In July 2009, Henry Louis Gates Jr., director of the W.E.B. Dubois Institute of African-American Research at Harvard University, was mistaken for an intruder and arrested for attempting to enter his own home. The incident made headlines, and clearly demonstrated that people of color receive little consideration or compassion if they are ever unfortunate enough to find themselves on the wrong side of law enforcement or the justice system. Because of this race-based antagonism, and its often deadly consequences, the next hurdle in African-American civil liberties must be the fight for judicial affirmative action.
The recent rashes of mysterious murder and mutilation of young black males like Florida’s Trayvon Martin and Georgia’s Kendrick Johnson and now the fatal shooting of Renisha McBride in Michigan are indicators that the concept of American colorblind judicial justice is a fallacy.

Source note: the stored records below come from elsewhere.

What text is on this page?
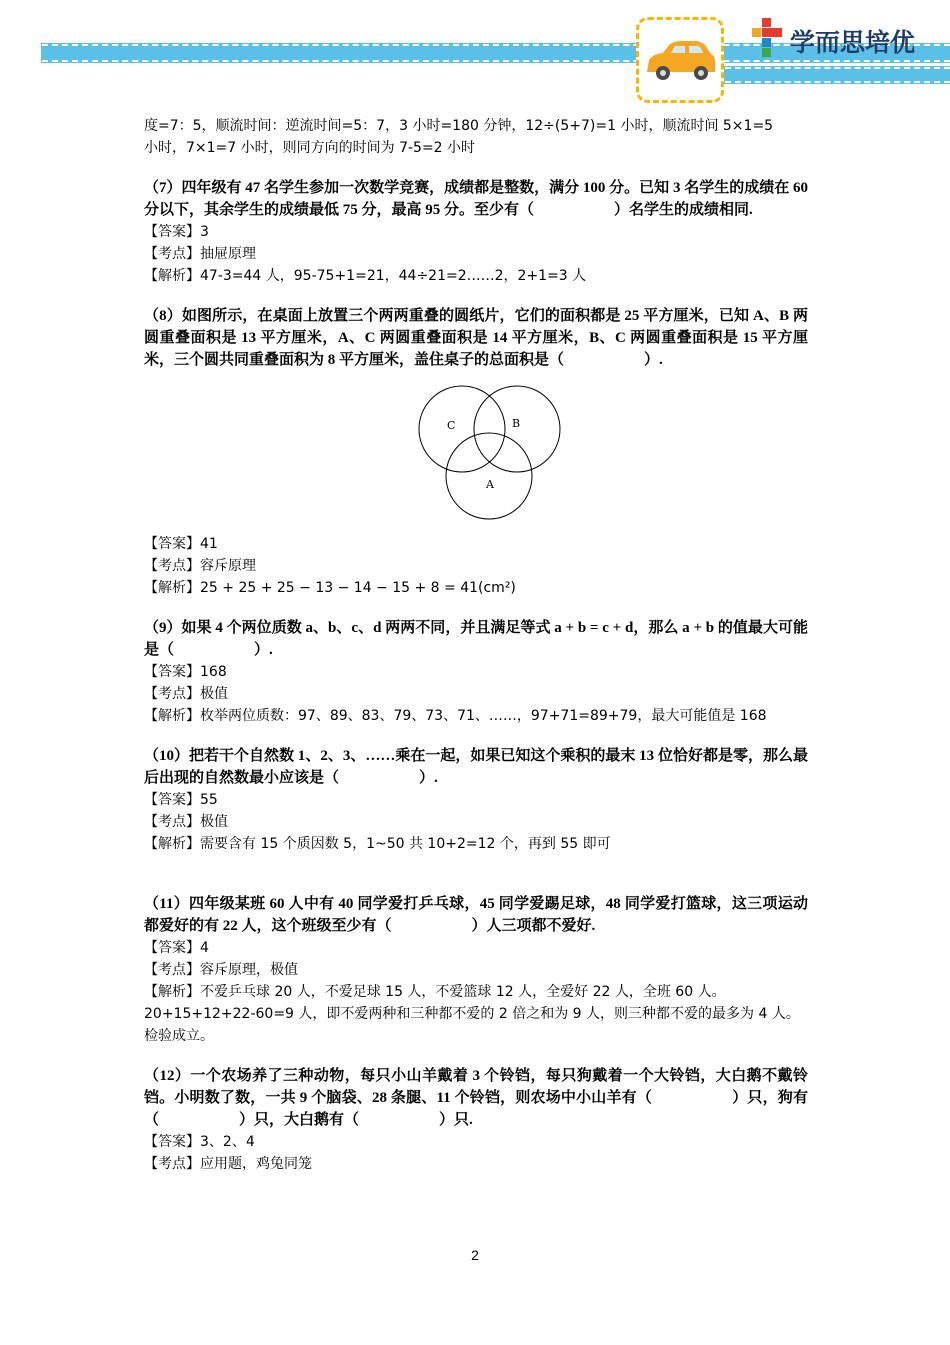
学而思培优

度=7：5，顺流时间：逆流时间=5：7，3 小时=180 分钟，12÷(5+7)=1 小时，顺流时间 5×1=5

小时，7×1=7 小时，则同方向的时间为 7-5=2 小时

（7）四年级有 47 名学生参加一次数学竞赛，成绩都是整数，满分 100 分。已知 3 名学生的成绩在 60 分以下，其余学生的成绩最低 75 分，最高 95 分。至少有（	）名学生的成绩相同.

【答案】3

【考点】抽屉原理

【解析】47-3=44 人，95-75+1=21，44÷21=2……2，2+1=3 人

（8）如图所示，在桌面上放置三个两两重叠的圆纸片，它们的面积都是 25 平方厘米，已知 A、B 两圆重叠面积是 13 平方厘米，A、C 两圆重叠面积是 14 平方厘米，B、C 两圆重叠面积是 15 平方厘米，三个圆共同重叠面积为 8 平方厘米，盖住桌子的总面积是（	）.
C	B
A

【答案】41

【考点】容斥原理

【解析】25 + 25 + 25 − 13 − 14 − 15 + 8 = 41(cm²)

（9）如果 4 个两位质数 a、b、c、d 两两不同，并且满足等式 a + b = c + d，那么 a + b 的值最大可能是（	）.

【答案】168

【考点】极值

【解析】枚举两位质数：97、89、83、79、73、71、……，97+71=89+79，最大可能值是 168

（10）把若干个自然数 1、2、3、……乘在一起，如果已知这个乘积的最末 13 位恰好都是零，那么最后出现的自然数最小应该是（	）.

【答案】55

【考点】极值

【解析】需要含有 15 个质因数 5，1~50 共 10+2=12 个，再到 55 即可

（11）四年级某班 60 人中有 40 同学爱打乒乓球，45 同学爱踢足球，48 同学爱打篮球，这三项运动都爱好的有 22 人，这个班级至少有（	）人三项都不爱好.

【答案】4

【考点】容斥原理，极值

【解析】不爱乒乓球 20 人，不爱足球 15 人，不爱篮球 12 人，全爱好 22 人，全班 60 人。20+15+12+22-60=9 人，即不爱两种和三种都不爱的 2 倍之和为 9 人，则三种都不爱的最多为 4 人。检验成立。

（12）一个农场养了三种动物，每只小山羊戴着 3 个铃铛，每只狗戴着一个大铃铛，大白鹅不戴铃铛。小明数了数，一共 9 个脑袋、28 条腿、11 个铃铛，则农场中小山羊有（	）只，狗有（	）只，大白鹅有（	）只.

【答案】3、2、4

【考点】应用题，鸡兔同笼

2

The lack of enthusiasm exhibited for locating and prosecuting the perpetrators responsible for the deaths of these African-Americans has been the response to Black people seeking justice since the beginning of this country’s existence. America’s inability to appropriately identify hate crimes committed against people of color should no longer be tolerated in “post-racial” 2013.
The Casual Killing Act of Virginia was a doctrine adopted in 1669 by the entire country as a means of protecting a white man against the threat of suffering consequences for the murder of any person of color. In the event a slave died in the process of a master’s punishment, the law prevented the murderer to be charged as such. This mentality lead to careless acts of violence against Black people. Mississippi was the last state in America to physically remove such protection from their books in 1985, according to Post Traumatic Slave Syndrome: America’s Legacy of Enduring Injury and Healing by Dr. Joy Degruy.
Some people of color have been convinced the civil rights fight for African-Americans is over because of the strides made when we “successfully” integrated the public education system and implemented affirmative action to make quality employment more attainable for minorities. Yet despite these victories, the Black community still experiences a higher rate of incarceration and harsher sentences than any other race.
If George Zimmerman can shoot and kill Trayvon Martin and serve no time in jail because of Florida’s Stand Your Ground law, surely Marissa Alexander of Jacksonville, the Black woman who fired a harmless warning shot to defend herself against her abusive husband, can avoid the 20-year sentence handed down to her.
In The Soul of Black Folks by W.E.B. Dubois described the creation of the police force as a means to keep control of the newly freed people after emancipation. The 13th Amendment abolished slavery and involuntary servitude, except as punishment for a crime.
“[The] police system was arranged to deal with ‘blacks alone,'” DuBois wrote, illustrating how this produced a double system of justice using the courts as a means of re-enslaving blacks.
African-Americans are scrutinized under laws to be classified as criminals, thus returning them to their original purpose in this country: To be used as source of free or very cheap labor.
In Michelle Alexander’s “The New Jim Crow: Mass Incarceration in the Age of Colorblindness,” she explains how racism plays a role in creating policies aimed at keeping people of color in the criminal class.
[“Civil] Rights protests were frequently depicted as criminal rather than political in nature. Proponents of racial hierarchy found they could install a new racial caste system without violating the law or the new limits of acceptable political discourse by demanding ‘law and order,” she wrote.
“The Condemnation of Blackness: Race, Crimes, and Making of Modern Urban America” by K.G. Muhammed, explains that Black people have also been denied essential materials to combat criminality in their communities.
He wrote: “White social workers and white philanthropists failed to invest sufficient material resources into the uplift of African-American urbanites, advising these communities to ‘work out their own salvation’ before others could help them starting in 1890.”
Obtaining equality and civil liberties have never been easy to achieve in America for people of color. But to realize our true goal of a post-racial society, we must challenge and change judicial policies that deprive African-American citizens of fair jail sentencing, incarceration and financial penalties.
Yes, we can go into any store, drink from any water fountain and use public restrooms, but we still cannot expect to be treated equally in the courts. We cannot live comfortably in these United” States of America until we secure judicial affirmative action.
Judicial Affirmative Action is a set of guidelines set to ensure jail sentences would not be distributed according to race. All criminals, regardless of race,should get the same amount of time for commuting the same crime. If a white drug dealer is caught with methamphetamine, they should be forced to serve the same amount of time as a black male who was caught with a minimal amount of marijuana. Under JAA, people would read over the facts of the case and not be allowed to know the race of perpetrators. The jury will represent the defendant in race and ideology.
Judicial Affirmative Action will either help keep blacks jail sentences down or white jail sentences up.